Beni sabahın köründe bir ekip alıp evime getirdi. Kapıyı çaldım, Medine Hanım açtı; “hiç korkma ve endişeye kapılma” diyerek aramayı yapan ekibi içeri aldık. Birkaç kitap alarak ve zabıt tutarak beni alıp geri götürdüler. Medine’de sadece 20 lira para vardı. Bana parayı vermek istedi. Ben O’ndan para almadım. Cebimde hiç param yoktu. Rehber 8, Şiyar 6, Zozan 4, Lokman 1 yaşında idi. Kardeşim Nametullah, ilkokula gidiyordu ve bizde kalıyordu. Şiyar polislere bağırdı, “babamı götürmeyin” dedi. Ben de “hiç merak etmeyin, adalet tecelli edecek, tekrar size kavuşacağım” diyerek çocukları kucakladım. Ekip âmiri “sahiden adâlete inanıyor musun?” diye sordu. “Benim verdiğim mücadele, hukuk mücadelesidir”, dedim. Bir polis “Şakir sen misin?” diye sordu. “Evet” deyince beni tebrik etti. “Bir aydır senin evinin önünde nöbet tutuyorum, ama seni görünce sevindim. Çünkü çok genç yaşta siyasete atılmışsın” dedi.
Ben buradan, doğrudan doğruya bir hücreye alındım. Pis su borularının geçtiği, dışarıya havalandırmasının olmadığı ufacık bir hücre. Cebimdeki her şeyi; sigaramı, çakmak ve kemerimi bile aldılar. Neden aldıklarını sordum. “Güvenliğin için” dediler ve hiç unutmam, MİT’in üst düzey elemanına “bizim programımız, hayat programıdır;ölüm programı değildir” demiştim. Arasıra; Karadeniz’li ve albay rütbesinde olan bu adam beni hücreden alır, bana bir sigara içirir, tekrar hücreye kapatırdı. Tahminime göre Naif Bey’den ötürü idi bu özel muamele. Beş gün sonra bir gece Emniyet Müdürlüğü’nde hepimizi bir araya getirildikten sonra mahkemeye götürüldük.
Aradan yıllar geçti. 1971 Eylül sonudur. Doktor Şıvan ve Said Elçi olayından sonra ben Tatvan’a döndüm. Babam beni görmeye geldi. Bu sırada kayınbiraderim Hacı Hayrettin Ağa bana geçmiş olsuna geldi. Bir-iki gün onları misafir ettim ve Tatvan’dan Bitlis’e kadar onlara refâkat ettim.

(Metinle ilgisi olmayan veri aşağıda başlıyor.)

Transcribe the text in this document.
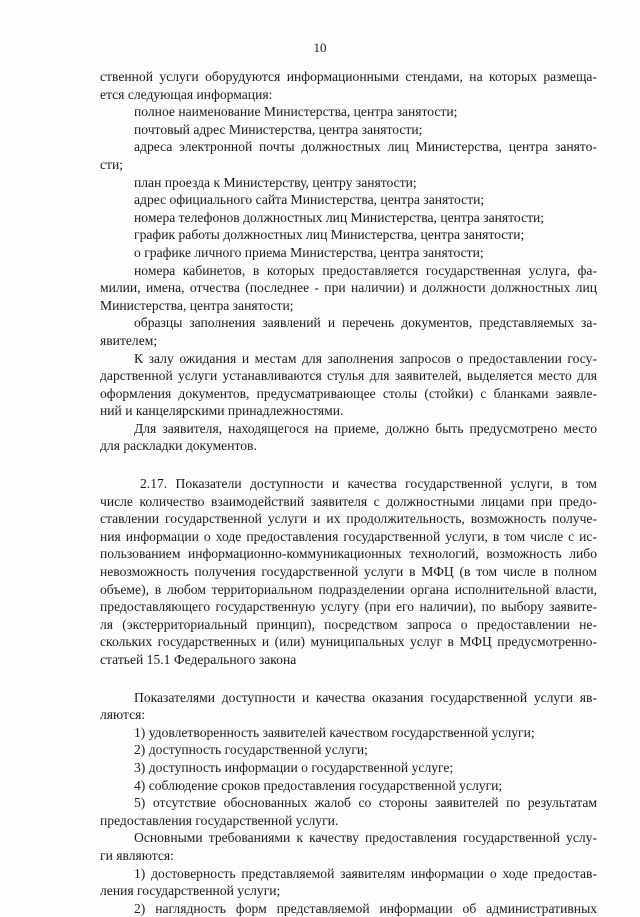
10

ственной услуги оборудуются информационными стендами, на которых размеща-

ется следующая информация:

полное наименование Министерства, центра занятости;

почтовый адрес Министерства, центра занятости;

адреса электронной почты должностных лиц Министерства, центра занято-

сти;

план проезда к Министерству, центру занятости;

адрес официального сайта Министерства, центра занятости;

номера телефонов должностных лиц Министерства, центра занятости;

график работы должностных лиц Министерства, центра занятости;

о графике личного приема Министерства, центра занятости;

номера кабинетов, в которых предоставляется государственная услуга, фа-

милии, имена, отчества (последнее - при наличии) и должности должностных лиц

Министерства, центра занятости;

образцы заполнения заявлений и перечень документов, представляемых за-

явителем;

К залу ожидания и местам для заполнения запросов о предоставлении госу-

дарственной услуги устанавливаются стулья для заявителей, выделяется место для

оформления документов, предусматривающее столы (стойки) с бланками заявле-

ний и канцелярскими принадлежностями.

Для заявителя, находящегося на приеме, должно быть предусмотрено место

для раскладки документов.

2.17. Показатели доступности и качества государственной услуги, в том

числе количество взаимодействий заявителя с должностными лицами при предо-

ставлении государственной услуги и их продолжительность, возможность получе-

ния информации о ходе предоставления государственной услуги, в том числе с ис-

пользованием информационно-коммуникационных технологий, возможность либо

невозможность получения государственной услуги в МФЦ (в том числе в полном

объеме), в любом территориальном подразделении органа исполнительной власти,

предоставляющего государственную услугу (при его наличии), по выбору заявите-

ля (экстерриториальный принцип), посредством запроса о предоставлении не-

скольких государственных и (или) муниципальных услуг в МФЦ предусмотренно-

статьей 15.1 Федерального закона

Показателями доступности и качества оказания государственной услуги яв-

ляются:

1) удовлетворенность заявителей качеством государственной услуги;

2) доступность государственной услуги;

3) доступность информации о государственной услуге;

4) соблюдение сроков предоставления государственной услуги;

5) отсутствие обоснованных жалоб со стороны заявителей по результатам

предоставления государственной услуги.

Основными требованиями к качеству предоставления государственной услу-

ги являются:

1) достоверность представляемой заявителям информации о ходе предостав-

ления государственной услуги;

2) наглядность форм представляемой информации об административных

Bitlis arasasında Naif Zülfikar ile rastlaştık; Hacı Hayrettin ile kucaklaştı. Babamın elini sıktı ve beni görüp tanıdı: “Vay Şakir Bey! Ben gözüme inanamıyorum. Bu gördüğüm kişi gerçekten sensin” diyerek beni şevkle kucakladı. Bizi aldı, karşıda Nâfiz Âbisi’nin manifatura dükkanına buyur etti, çay söyledi ve gözünü gözümden ayırmadan belki on defa “sen gerçekten şanslısın; seni şu anda karşımda sağ-sâlim gördüğüme inanamıyorum” diyerek sevincini belirtti. Ben de O’na geçmişte beni işkenceden kurtardığından dolayı teşekkür ettim. Ve beni bıraktıktan sonra bir daha yanıma dönmemesinin sebebini sordum.
Nâif Zülfikar’ın o gün bana verdiği cevabı aynen aktarıyorum: “Benim, senden ayrıldıktan sonra nereye gittiğimi merak ediyorsan sana söyleyeyim. Sen beni Ankara’ya o kışta ve kıyamette Reşidê Hemo’nun hayaleti peşine yolladın. O kadar inandırıcı söylüyordun ki; ben, Gavur Dağı’nın eteğindeki Kömürlü’de tam iki gün mahsur kaldım. Yollar kapandı. Ankara’da müthiş bir kış hüküm sürüyordu ve ben Reşidê Hemo’yu arıyordum.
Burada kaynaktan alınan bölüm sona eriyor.